Andar aos tiros daquela
maneira numa televisão generalista só pode ter um resultado: a bala escapa-se
pela culatra e Judite de Sousa é agora ostensivamente odiada pela comunidade
online
As redes sociais explodiram de raiva e indignação há poucos dias,
após o inquisitório interrogatório (recuso-me a chamar “entrevista” àquilo) que
Judite de Sousa fez a um jovem milionário. E com razão. A pergunta é: com a
oferta televisiva que temos, para onde vai o jornalismo da hora de jantar?
Comecemos pelo princípio: não é a
primeira vez que Judite de Sousa surpreende a comunidade jornalística e o
público em geral com a sua (perda de) ética profissional. Por algum motivo, a
mudança para a TVI tirou-lhe o cunho de seriedade que sempre e tão bem ostentou
na RTP. Desde as reportagens de salto alto às animadas conversas com Medina
Carreira, o trajecto profissional da pivô tornou-se acidentado. Até o Marcelo
se viu obrigado a mudar o paradigma dos seus comentários, ornamentando-o agora
com esta e aquela prendinha de levar as mãos à cabeça.
Judite de Sousa agarrou, mais uma
vez, nos sentimentos que tinha mais à mão e disparou-os violentamente na
direcção de um miúdo que pouco ou nada terá feito para ser milionário.

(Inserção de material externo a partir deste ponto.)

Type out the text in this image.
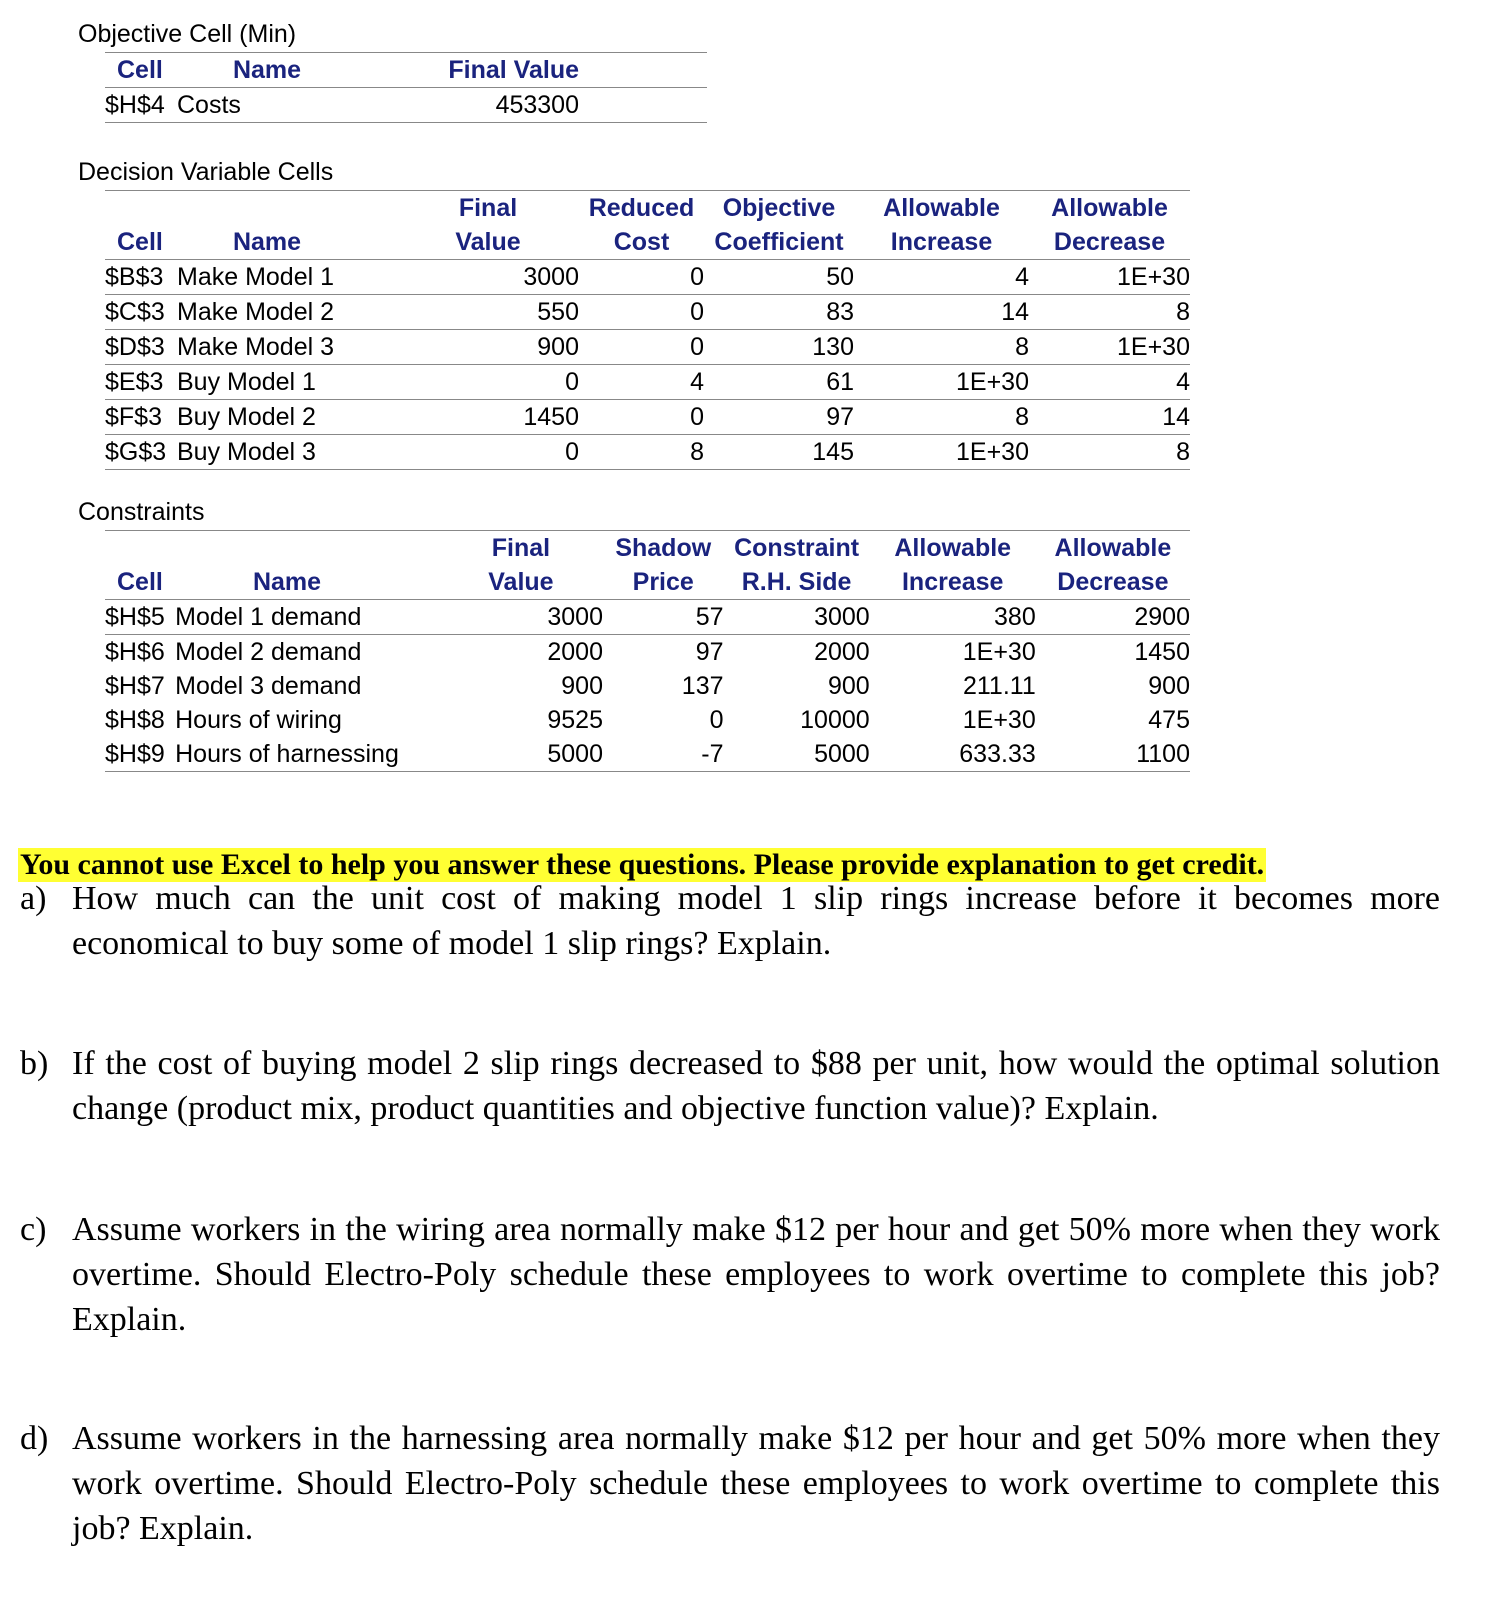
Objective Cell (Min)
Cell	Name	Final Value	
$H$4	Costs	453300	
Decision Variable Cells
		Final	Reduced	Objective	Allowable	Allowable
Cell	Name	Value	Cost	Coefficient	Increase	Decrease
$B$3	Make Model 1	3000	0	50	4	1E+30
$C$3	Make Model 2	550	0	83	14	8
$D$3	Make Model 3	900	0	130	8	1E+30
$E$3	Buy Model 1	0	4	61	1E+30	4
$F$3	Buy Model 2	1450	0	97	8	14
$G$3	Buy Model 3	0	8	145	1E+30	8
Constraints
		Final	Shadow	Constraint	Allowable	Allowable
Cell	Name	Value	Price	R.H. Side	Increase	Decrease
$H$5	Model 1 demand	3000	57	3000	380	2900
$H$6	Model 2 demand	2000	97	2000	1E+30	1450
$H$7	Model 3 demand	900	137	900	211.11	900
$H$8	Hours of wiring	9525	0	10000	1E+30	475
$H$9	Hours of harnessing	5000	-7	5000	633.33	1100
You cannot use Excel to help you answer these questions. Please provide explanation to get credit.
a) How much can the unit cost of making model 1 slip rings increase before it becomes more economical to buy some of model 1 slip rings? Explain.
b) If the cost of buying model 2 slip rings decreased to $88 per unit, how would the optimal solution change (product mix, product quantities and objective function value)? Explain.
c) Assume workers in the wiring area normally make $12 per hour and get 50% more when they work overtime. Should Electro-Poly schedule these employees to work overtime to complete this job? Explain.
d) Assume workers in the harnessing area normally make $12 per hour and get 50% more when they work overtime. Should Electro-Poly schedule these employees to work overtime to complete this job? Explain.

(Recorde-se que já há alguns meses tinha tido laivos de adolescente ansiosa ao
entrevistar um bonzão brasileiro.) Se fosse uma conversa de café, Judite talvez
tivesse alguma razão nos seus juízos de valor sobre o estilo de vida do garoto
— e mesmo assim, que eu saiba, cada um faz o que quer com o dinheiro que tem.
Andar aos tiros daquela maneira
numa televisão generalista só pode ter um resultado: a bala escapa-se pela
culatra e Judite de Sousa é agora ostensivamente odiada pela comunidade online.

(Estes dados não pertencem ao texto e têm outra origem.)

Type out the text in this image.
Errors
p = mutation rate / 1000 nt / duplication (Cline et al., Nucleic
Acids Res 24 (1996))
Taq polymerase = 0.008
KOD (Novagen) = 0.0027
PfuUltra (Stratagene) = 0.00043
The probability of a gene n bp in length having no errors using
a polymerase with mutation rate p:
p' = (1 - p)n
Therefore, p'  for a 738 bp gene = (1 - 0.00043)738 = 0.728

Será que a apresentadora do telejornal anda a ver muita Fox News? Uma curta
pesquisa pelo Facebook mostra já páginas com nomes como “Judite
de Sousa – A vergonha do Jornalismo Português” ou “Judite
de Sousa, o exemplo do mau jornalismo em Portugal”. Ouch!
A pena é que a tendência não
parece estar a melhorar. A RTP continua com a aura (verdadeira ou não) de ser
manipulada pelo Governo. A SIC exagera na originalidade e, ora mostra malta no
Sudoeste a viver em caravanas e a tomar duches de mangueira ao som do “Je
T’Aime… Moi Non Plus”, ora dá tempo de antena à campanha política apartidária
de José Gomes Ferreira. E a TVI, apesar de ter demonstrado significantes
melhorias com a chegada de José Alberto Carvalho, continua a perder-se nestas
ridicularias. Manuela Moura Guedes encontrou aqui uma sucessora à altura.
A televisão parece ter agarrado
com unhas e dentes o objetivo de passar a ser "infotainment" —
pândega disfarçada de notícia. Uma amiga pessoal postou uma mensagem na página
de Facebook da TVI com a qual concordo, propondo que a estação de Queluz de
Baixo agarrasse numa parte do seu orçamento para dar (mais) formação
profissional aos seus jornalistas. Não só concordo como acredito que a medida
deveria ser extensível a todos os outros órgãos de comunicação social.
Falta tempo de reflexão e noção
de responsabilidade a quem trabalha para o público, que deve ser respeitado e a
quem deve ser prestado o melhor serviço possível. Se assim não for, Groucho
Marx continuará a ter (cada vez mais) razão: “a televisão é extremamente
educativa. Sempre que alguém a liga, saio da sala e vou ler um livro”.